I'd say it's any work outside of class. The more you prepare before class the less you have to do preparing for finals. I worked 4 years between undergrad and law school. I treated law school like a job--9-5 M-F. When I got to finals I didn't change my M.O. I had a bunch of friends who played a lot during the semester and freaked out for finals.
I probably lean more to studying then, as I think I freaked out less than 178 of the other 179 1Ls during finals week. The funniest part is that the people with work experience already freak out the most. For me, it was yet another finals week...sure it was harder stuff, but at the heart of it all, a test is a test.

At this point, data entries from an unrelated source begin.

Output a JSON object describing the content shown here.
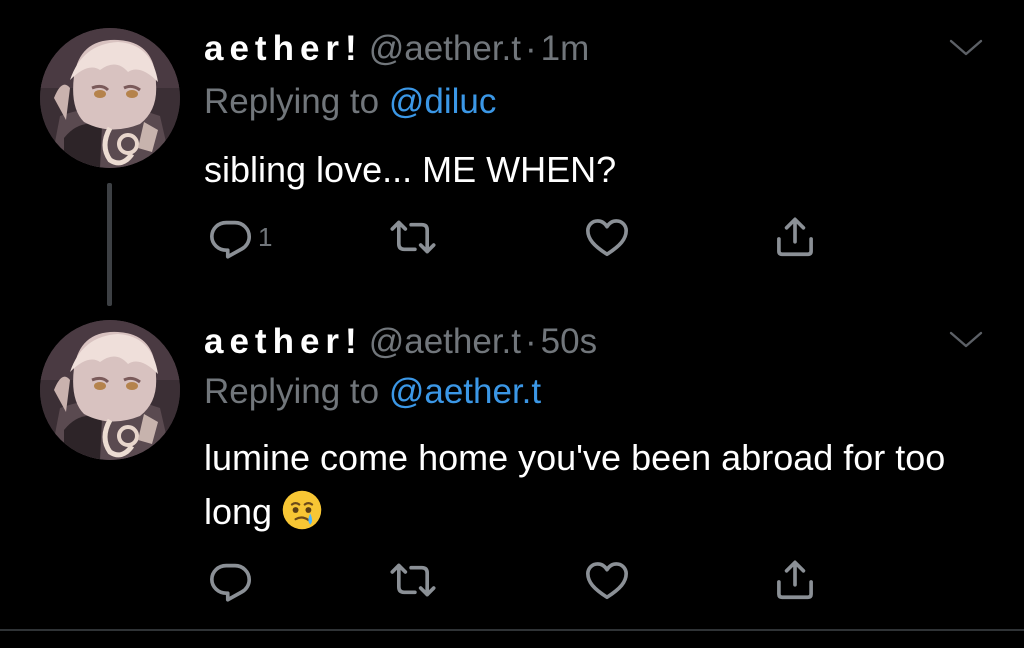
{
  "tweets": [
    {
      "display_name": "aether!",
      "handle": "@aether.t",
      "separator": "·",
      "time": "1m",
      "replying_prefix": "Replying to",
      "replying_to": "@diluc",
      "text": "sibling love... ME WHEN?",
      "reply_count": "1"
    },
    {
      "display_name": "aether!",
      "handle": "@aether.t",
      "separator": "·",
      "time": "50s",
      "replying_prefix": "Replying to",
      "replying_to": "@aether.t",
      "text": "lumine come home you've been abroad for too long",
      "emoji": "face-holding-back-tears",
      "reply_count": ""
    }
  ],
  "icons": {
    "reply": "reply-icon",
    "retweet": "retweet-icon",
    "like": "heart-icon",
    "share": "share-icon",
    "more": "chevron-down-icon"
  },
  "colors": {
    "background": "#000000",
    "text": "#ffffff",
    "secondary": "#71767b",
    "link": "#3b97e6",
    "icon": "#8b9096",
    "thread_line": "#3d4044",
    "divider": "#2f3336"
  }
}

M-W I wake up around 6:30, eat and such, bike over to school, and spend around an hour doing reading for pre-lunch classes. Then over lunch I read for the afternoon class 30-45 minutes probably. I get home after class, chill a bit with girlfriend and ask her how her day went, we make dinner together and watch the Mavs if they're playing, then some nights I do LRW stuff and most others play basketball or go out with girlfriend/other couple(s).
Thursday, same except never doing LRW stuff and Bar Review + pregaming for bar review starts right after dinner. Fridays are always different, Saturdays are no-school day unless a brief is due, and Sunday afternoons are typically setting up what reading to do for week.
Comparatively, there are a few people I know who get to campus and go to the library around same time as me, but then stayed until 11:00 every single weeknight, leaving only for dinner. Then everyone in between that and what I do, and then a few people who I'd bet do significantly less than I do (read only a previous outline and only for panel days, never make their own outline, only write one draft of each brief or memo). I think I'm somewhere between 30-50th percentile of time spent studying, but 80th or so in use of time studying. There are definitely some who outwork me, but I generally work until I feel I understand the material and then stop. That means I spent a lot more time on crim and civpro and not so much on torts. I'm not sure if that's how everyone approaches it, but it makes the most sense to me.
I imagine if we had real grades and a real curve I would work much harder at "being the best" at everything, but our system is: 1/3 gets an "Honors," everyone else usually passes. I'd bet 6/180 people get one "restricted credit" and nobody fails anything. With that system, I'm going to do my best but not sacrifice my life day in and day out for this. If I don't get something, I work at it until I do. Otherwise...I feel like I learn and test better when I'm well rested and not stressed out. Some people are so stressed all the time I don't understand how they can focus on anything.
ETA: That can count as my "a day in the life of an SLS student in 2014" post for everyone to reminisce about what their 1L year was like!